NP : Le projet date d’il y a cinq ans. Je ne me considère pas comme scénariste et je ne pouvais donc pas imaginer un tome un sans en connaître la suite. Cela aurait été comme un numéro de cirque où je serais sûr de tomber ! Je voulais donc avoir confiance en moi et faire un bon parachute et rassurer l’éditeur avec qui je signais. J’ai donc écrit tout le script comme un film de deux heures. On a eu ensuite une discussion avec l’éditeur pour savoir en combien d’albums on allait découper l’histoire. Tout le déroulé était très clair. L’enjeu principal sera dévoilé dans le tome deux et le personnage principal va évoluer. Il a vraiment un point de chute et cela a rassuré l’éditeur.
Et cela fera combien de tomes ?
NP : C’est une trilogie.
Cette série correspond parfaitement à tout ce que tu es : ton goût pour le cinéma et son découpage, le dessin en numérique, les allusions à la publicité...

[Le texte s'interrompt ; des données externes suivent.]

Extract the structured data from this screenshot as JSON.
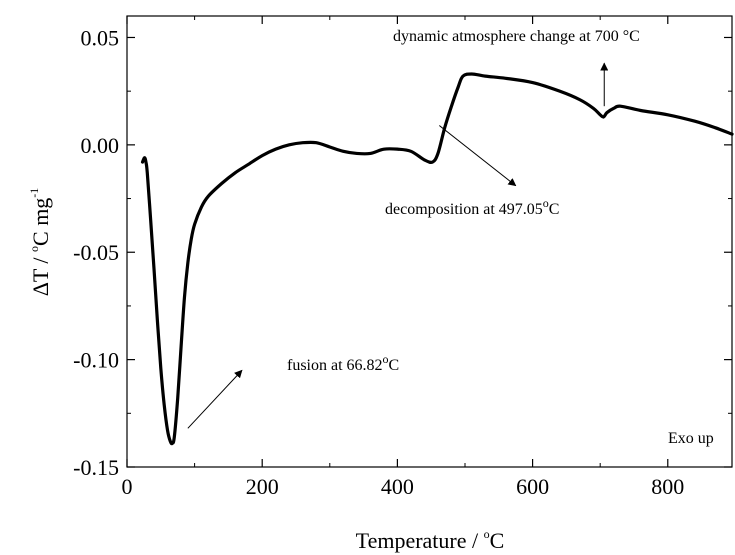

NP : Oui en effet. Je n’ai pas eu beaucoup le choix. Ceux qui me connaissent et qui ont lu l’album m’ont dit que c’était assez personnel comme bouquin. Ils m’ont dit que c’est exactement ma personnalité, notamment avec l’humour où ils avaient l’impression que j’étais à côté d’eux et que je leur racontais l’histoire en prenant des voies débiles ou en amusant la galerie. Je ne pense pas que je ferai plusieurs séries aussi personnelles. Il y aura d’autres projets mais qui n’auront sûrement pas la même intensité. Les gens n’aiment pas entendre cela mais c’est vrai. Je me souviens que Jean-Pierre Jeunet avait dit après Le fabuleux destin d’Amélie Poulain que c’était son meilleur film. Il le savait et je le comprends tout à fait. Il a été sincère et il a pensé avoir fait un film très personnel.
Ton graphisme est marquant dans la série. Comment le travailles-tu?
NP : Avec beaucoup d’anticipation. Même si l’encrage est important dans mon dessin, je n’aimerai pas éditer une version noir et blanc de Ramirez car la couleur est pensée pour aller avec le trait. Quand je fais l’encrage, je pense à la couleur et je me laisse des espaces vides. Du coup, l’album en noir et blanc n’est parfois pas très lisible et c’est la couleur qui vient tout mettre en place. Il y a un story board, j’encre directement dessus et je dessine en sculptant mon dessin. Je mets ensuite des aplats de couleur pour délimiter les zones. Puis Je fais un étalonnage global comme au cinéma. Les couleurs sont brutes et « vilaines ». Par exemple, j’utilise le même bleu sur la veste de Ramirez et en fonction de l’ambiance, je rajoute de la luminosité différente et la couleur s’adapte à la teinte globale. J’aime bien qu’en regardant le dessin, on comprenne dans quelle ambiance on est. Les séquences se distinguent bien et c’est agréable aussi pour le lecteur. Une fois que j’ai mes aplats et l’étalonnage, je sépare les couches de profondeur. Je peins par dessus mon noir et je donne de la distance sur les décors ou les personnages de second plan.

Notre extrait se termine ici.